One of the most nerve-racking things about a job interview is simply not knowing the questions you’ll face. But reading up on possible interview scenarios can help you feel more prepared. We’ve asked three top recruiters to reveal their favourite question to ask in interviews, and what they want to be asked in return.
What recruiters want to ask you
During a job interview, a recruiter will want to ask questions that give them insight into you and your fit for the role. Here three recruiters and winners of SEEK Annual Recruitment Awards (SARAs) share their favourite interview question of all time.
- Of all your roles to date, which is your favourite and why?
Kristy McLaren – Director at McLaren
This is not a trick question and there is no right or wrong response. “This question gives a really good insight into someones drivers and motivations, the tasks they enjoy and the culture they thrive in and helps me to determine if the role we are talking about is going to be the right fit,” McLaren says.
- What will you do if you don’t get this role?
Bianca Jones, New Zealand country manager of Talent International
The reason for asking this question is that it gives an insight into your motivation in applying for a particular role. “It lets us know your focus and what you are looking for, and it also covers off other avenues that we can explore if you are not successful,” Jones says.
- Tell me about the most frustrating person you have ever worked with.
Andrew Nicol, founder of Agoge Recruitment
“This question helps us understand not just what kind of person frustrates you, but what they were doing that caused the frustration,” Nicol says. “We also get insight into how you handled the person, which helps us understand how you will align to our values.”
What to ask in return
Interviews are a two-way street. While you’ll be at the receiving end of plenty of questions, asking some of your own can show a recruiter that you’re serious about a role, and have qualities that could suit it.
- What does success look like in this role?
“This question shows that the person is thinking beyond just what’s in the position description,” McLaren says. “They are seeking to understand what is expected of them, envisioning themselves in the role and determining how they might add value.”
- What is the team like that I’ll be working with?
“If you’re asking this question, chances are you are a team player,” McLaren says. Candidates should also ask about the key priorities or objectives for the role in the next six to 12 months, as well as about the culture of the organisation. “The worst question is no question,” she adds.
- Tell me about the culture of the team? How diverse is your team?
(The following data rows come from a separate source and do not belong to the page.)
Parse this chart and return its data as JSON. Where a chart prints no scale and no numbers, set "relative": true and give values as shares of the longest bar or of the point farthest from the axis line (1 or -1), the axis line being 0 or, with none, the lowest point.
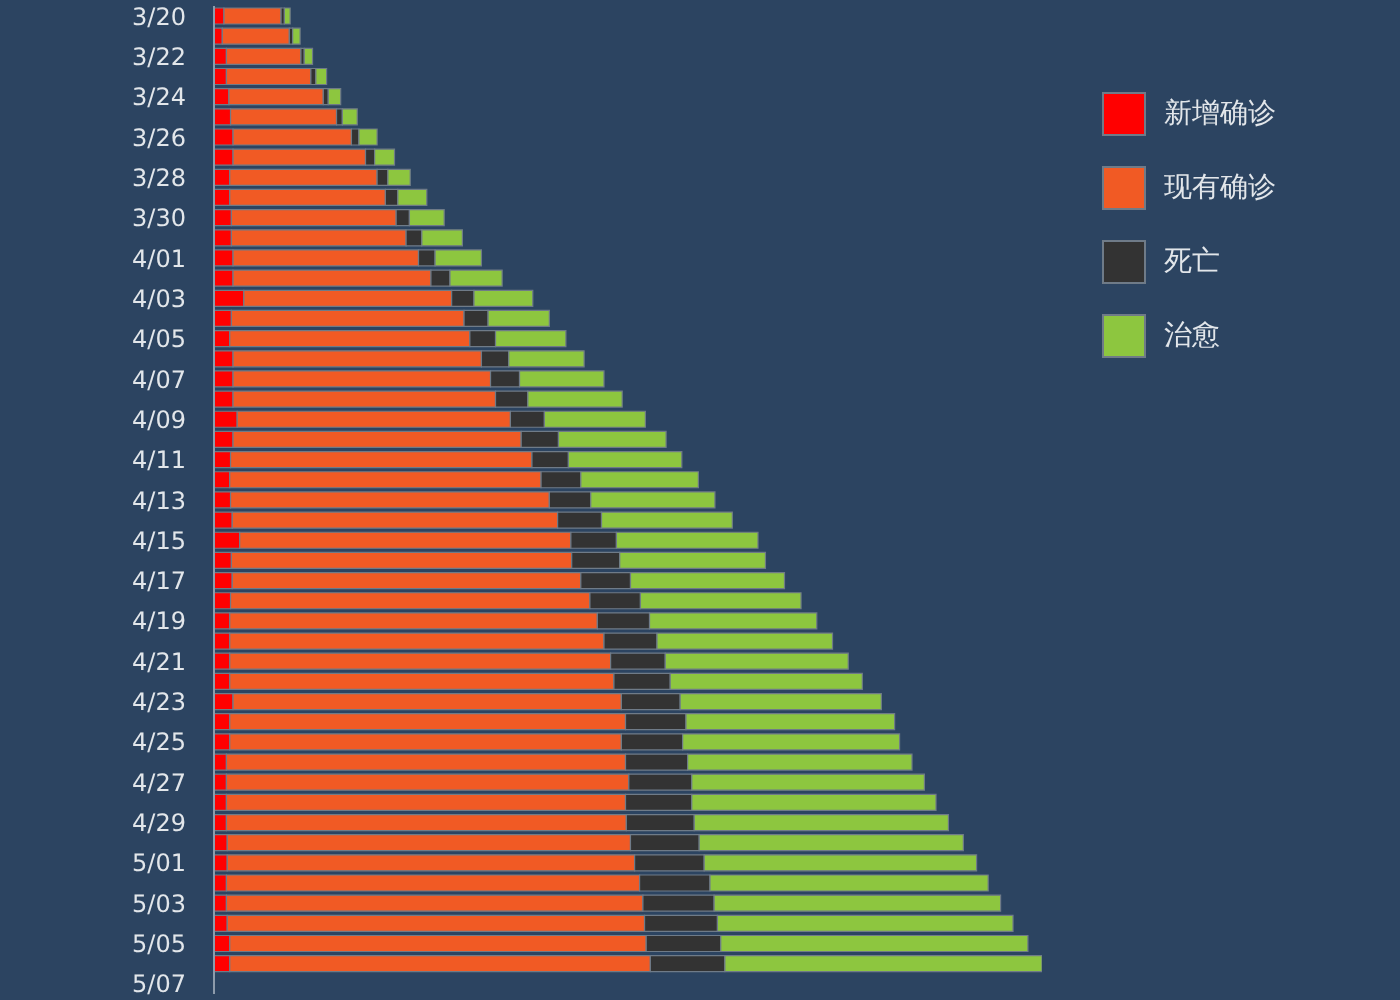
{
  "chart_data": {
    "type": "bar",
    "orientation": "horizontal",
    "stacked": true,
    "relative": true,
    "legend": "top right",
    "categories": [
      "3/20",
      null,
      "3/22",
      null,
      "3/24",
      null,
      "3/26",
      null,
      "3/28",
      null,
      "3/30",
      null,
      "4/01",
      null,
      "4/03",
      null,
      "4/05",
      null,
      "4/07",
      null,
      "4/09",
      null,
      "4/11",
      null,
      "4/13",
      null,
      "4/15",
      null,
      "4/17",
      null,
      "4/19",
      null,
      "4/21",
      null,
      "4/23",
      null,
      "4/25",
      null,
      "4/27",
      null,
      "4/29",
      null,
      "5/01",
      null,
      "5/03",
      null,
      "5/05",
      null,
      "5/07"
    ],
    "series": [
      {
        "name": "新增确诊",
        "color": "#ff0000",
        "values": [
          0.012,
          0.01,
          0.015,
          0.015,
          0.018,
          0.02,
          0.023,
          0.023,
          0.019,
          0.019,
          0.021,
          0.021,
          0.023,
          0.023,
          0.036,
          0.021,
          0.019,
          0.023,
          0.023,
          0.023,
          0.028,
          0.023,
          0.02,
          0.019,
          0.02,
          0.022,
          0.031,
          0.021,
          0.022,
          0.02,
          0.019,
          0.019,
          0.019,
          0.019,
          0.023,
          0.019,
          0.019,
          0.015,
          0.015,
          0.015,
          0.015,
          0.016,
          0.016,
          0.015,
          0.015,
          0.016,
          0.019,
          0.019,
          null
        ]
      },
      {
        "name": "现有确诊",
        "color": "#f15a24",
        "values": [
          0.069,
          0.081,
          0.09,
          0.102,
          0.114,
          0.128,
          0.143,
          0.16,
          0.178,
          0.188,
          0.199,
          0.211,
          0.224,
          0.239,
          0.251,
          0.281,
          0.29,
          0.3,
          0.311,
          0.317,
          0.33,
          0.348,
          0.364,
          0.376,
          0.385,
          0.393,
          0.4,
          0.411,
          0.421,
          0.434,
          0.444,
          0.452,
          0.46,
          0.464,
          0.469,
          0.478,
          0.473,
          0.482,
          0.486,
          0.482,
          0.483,
          0.487,
          0.492,
          0.499,
          0.503,
          0.504,
          0.503,
          0.508,
          null
        ]
      },
      {
        "name": "死亡",
        "color": "#333333",
        "values": [
          0.004,
          0.004,
          0.004,
          0.006,
          0.006,
          0.007,
          0.009,
          0.011,
          0.013,
          0.015,
          0.016,
          0.019,
          0.02,
          0.023,
          0.027,
          0.029,
          0.031,
          0.033,
          0.035,
          0.039,
          0.041,
          0.045,
          0.044,
          0.048,
          0.05,
          0.053,
          0.055,
          0.058,
          0.06,
          0.061,
          0.063,
          0.064,
          0.066,
          0.068,
          0.071,
          0.073,
          0.074,
          0.075,
          0.076,
          0.08,
          0.082,
          0.083,
          0.084,
          0.085,
          0.086,
          0.088,
          0.09,
          0.09,
          null
        ]
      },
      {
        "name": "治愈",
        "color": "#8dc63f",
        "values": [
          0.007,
          0.009,
          0.01,
          0.013,
          0.015,
          0.018,
          0.022,
          0.024,
          0.027,
          0.035,
          0.042,
          0.049,
          0.056,
          0.063,
          0.071,
          0.074,
          0.085,
          0.091,
          0.102,
          0.114,
          0.122,
          0.13,
          0.137,
          0.142,
          0.15,
          0.158,
          0.171,
          0.176,
          0.186,
          0.194,
          0.202,
          0.212,
          0.221,
          0.232,
          0.243,
          0.252,
          0.262,
          0.271,
          0.281,
          0.295,
          0.307,
          0.319,
          0.329,
          0.336,
          0.346,
          0.357,
          0.371,
          0.383,
          null
        ]
      }
    ]
  }
}
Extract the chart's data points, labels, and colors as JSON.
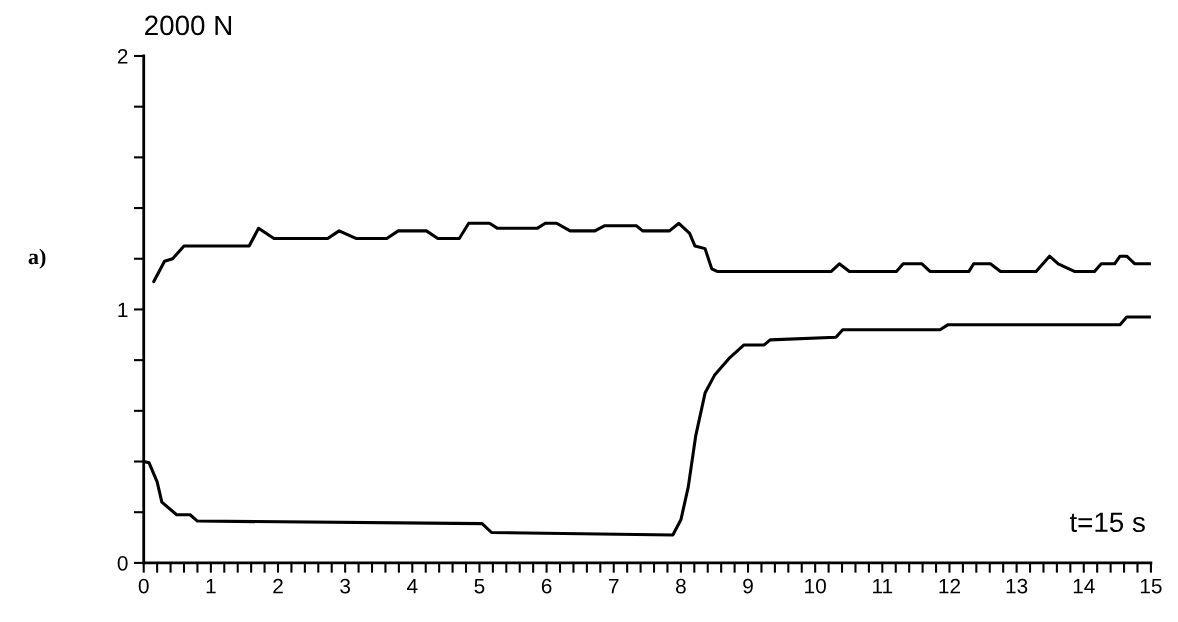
{
  "chart_data": {
    "type": "line",
    "ylabel": "2000 N",
    "annotations": [
      "a)",
      "t=15 s"
    ],
    "xlim": [
      0,
      15
    ],
    "ylim": [
      0,
      2
    ],
    "xticks": [
      0,
      {
        "value": 0.2,
        "label": null
      },
      {
        "value": 0.4,
        "label": null
      },
      {
        "value": 0.6,
        "label": null
      },
      {
        "value": 0.8,
        "label": null
      },
      1,
      {
        "value": 1.2,
        "label": null
      },
      {
        "value": 1.4,
        "label": null
      },
      {
        "value": 1.6,
        "label": null
      },
      {
        "value": 1.8,
        "label": null
      },
      2,
      {
        "value": 2.2,
        "label": null
      },
      {
        "value": 2.4,
        "label": null
      },
      {
        "value": 2.6,
        "label": null
      },
      {
        "value": 2.8,
        "label": null
      },
      3,
      {
        "value": 3.2,
        "label": null
      },
      {
        "value": 3.4,
        "label": null
      },
      {
        "value": 3.6,
        "label": null
      },
      {
        "value": 3.8,
        "label": null
      },
      4,
      {
        "value": 4.2,
        "label": null
      },
      {
        "value": 4.4,
        "label": null
      },
      {
        "value": 4.6,
        "label": null
      },
      {
        "value": 4.8,
        "label": null
      },
      5,
      {
        "value": 5.2,
        "label": null
      },
      {
        "value": 5.4,
        "label": null
      },
      {
        "value": 5.6,
        "label": null
      },
      {
        "value": 5.8,
        "label": null
      },
      6,
      {
        "value": 6.2,
        "label": null
      },
      {
        "value": 6.4,
        "label": null
      },
      {
        "value": 6.6,
        "label": null
      },
      {
        "value": 6.8,
        "label": null
      },
      7,
      {
        "value": 7.2,
        "label": null
      },
      {
        "value": 7.4,
        "label": null
      },
      {
        "value": 7.6,
        "label": null
      },
      {
        "value": 7.8,
        "label": null
      },
      8,
      {
        "value": 8.2,
        "label": null
      },
      {
        "value": 8.4,
        "label": null
      },
      {
        "value": 8.6,
        "label": null
      },
      {
        "value": 8.8,
        "label": null
      },
      9,
      {
        "value": 9.2,
        "label": null
      },
      {
        "value": 9.4,
        "label": null
      },
      {
        "value": 9.6,
        "label": null
      },
      {
        "value": 9.8,
        "label": null
      },
      10,
      {
        "value": 10.2,
        "label": null
      },
      {
        "value": 10.4,
        "label": null
      },
      {
        "value": 10.6,
        "label": null
      },
      {
        "value": 10.8,
        "label": null
      },
      11,
      {
        "value": 11.2,
        "label": null
      },
      {
        "value": 11.4,
        "label": null
      },
      {
        "value": 11.6,
        "label": null
      },
      {
        "value": 11.8,
        "label": null
      },
      12,
      {
        "value": 12.2,
        "label": null
      },
      {
        "value": 12.4,
        "label": null
      },
      {
        "value": 12.6,
        "label": null
      },
      {
        "value": 12.8,
        "label": null
      },
      13,
      {
        "value": 13.2,
        "label": null
      },
      {
        "value": 13.4,
        "label": null
      },
      {
        "value": 13.6,
        "label": null
      },
      {
        "value": 13.8,
        "label": null
      },
      14,
      {
        "value": 14.2,
        "label": null
      },
      {
        "value": 14.4,
        "label": null
      },
      {
        "value": 14.6,
        "label": null
      },
      {
        "value": 14.8,
        "label": null
      },
      15
    ],
    "yticks": [
      0,
      {
        "value": 0.2,
        "label": null
      },
      {
        "value": 0.4,
        "label": null
      },
      {
        "value": 0.6,
        "label": null
      },
      {
        "value": 0.8,
        "label": null
      },
      1,
      {
        "value": 1.2,
        "label": null
      },
      {
        "value": 1.4,
        "label": null
      },
      {
        "value": 1.6,
        "label": null
      },
      {
        "value": 1.8,
        "label": null
      },
      2
    ],
    "grid": false,
    "legend": false,
    "marker": "none",
    "line_style": "solid",
    "series": [
      {
        "color": "#000000",
        "x": [
          0.15,
          0.31,
          0.43,
          0.6,
          1.57,
          1.71,
          1.94,
          2.74,
          2.91,
          3.16,
          3.62,
          3.79,
          4.21,
          4.38,
          4.7,
          4.84,
          5.15,
          5.27,
          5.86,
          5.98,
          6.15,
          6.35,
          6.72,
          6.86,
          7.34,
          7.43,
          7.83,
          7.97,
          8.13,
          8.21,
          8.36,
          8.46,
          8.54,
          10.24,
          10.36,
          10.51,
          11.21,
          11.31,
          11.59,
          11.71,
          12.29,
          12.36,
          12.61,
          12.76,
          13.29,
          13.49,
          13.62,
          13.86,
          14.16,
          14.26,
          14.46,
          14.54,
          14.64,
          14.76,
          15.0
        ],
        "values": [
          1.11,
          1.19,
          1.2,
          1.25,
          1.25,
          1.32,
          1.28,
          1.28,
          1.31,
          1.28,
          1.28,
          1.31,
          1.31,
          1.28,
          1.28,
          1.34,
          1.34,
          1.32,
          1.32,
          1.34,
          1.34,
          1.31,
          1.31,
          1.33,
          1.33,
          1.31,
          1.31,
          1.34,
          1.3,
          1.25,
          1.24,
          1.16,
          1.15,
          1.15,
          1.18,
          1.15,
          1.15,
          1.18,
          1.18,
          1.15,
          1.15,
          1.18,
          1.18,
          1.15,
          1.15,
          1.21,
          1.18,
          1.15,
          1.15,
          1.18,
          1.18,
          1.21,
          1.21,
          1.18,
          1.18
        ]
      },
      {
        "color": "#000000",
        "x": [
          0.0,
          0.08,
          0.2,
          0.27,
          0.49,
          0.69,
          0.8,
          5.04,
          5.18,
          7.88,
          8.0,
          8.11,
          8.22,
          8.36,
          8.5,
          8.73,
          8.94,
          9.24,
          9.33,
          10.31,
          10.41,
          11.86,
          11.98,
          14.54,
          14.64,
          15.0
        ],
        "values": [
          0.4,
          0.395,
          0.32,
          0.24,
          0.19,
          0.19,
          0.165,
          0.155,
          0.12,
          0.11,
          0.17,
          0.3,
          0.5,
          0.67,
          0.74,
          0.81,
          0.86,
          0.86,
          0.88,
          0.89,
          0.92,
          0.92,
          0.94,
          0.94,
          0.97,
          0.97
        ]
      }
    ]
  }
}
Jones also looks for people who ask about the broader team attached to a role. “These questions show that you’re not just looking for dollars, but that the culture and diversity of an employer is key in your decision-making process,” she says.
Don’t be afraid to speak up
Nicol appreciates when people he interviews are prepared to put forward an opinion different to his. “Most people approach interviews wanting to say the right things to get the job,” he says. “When I see someone prepared to speak up in an interview, I know they will speak up and have a voice in the company and that will make us a more successful organisation.”
It’s not always easy preparing for an interview. But by thinking like a recruiter and exploring possible questions, you’ll be able to go in ready to give your best answers and present yourself with confidence.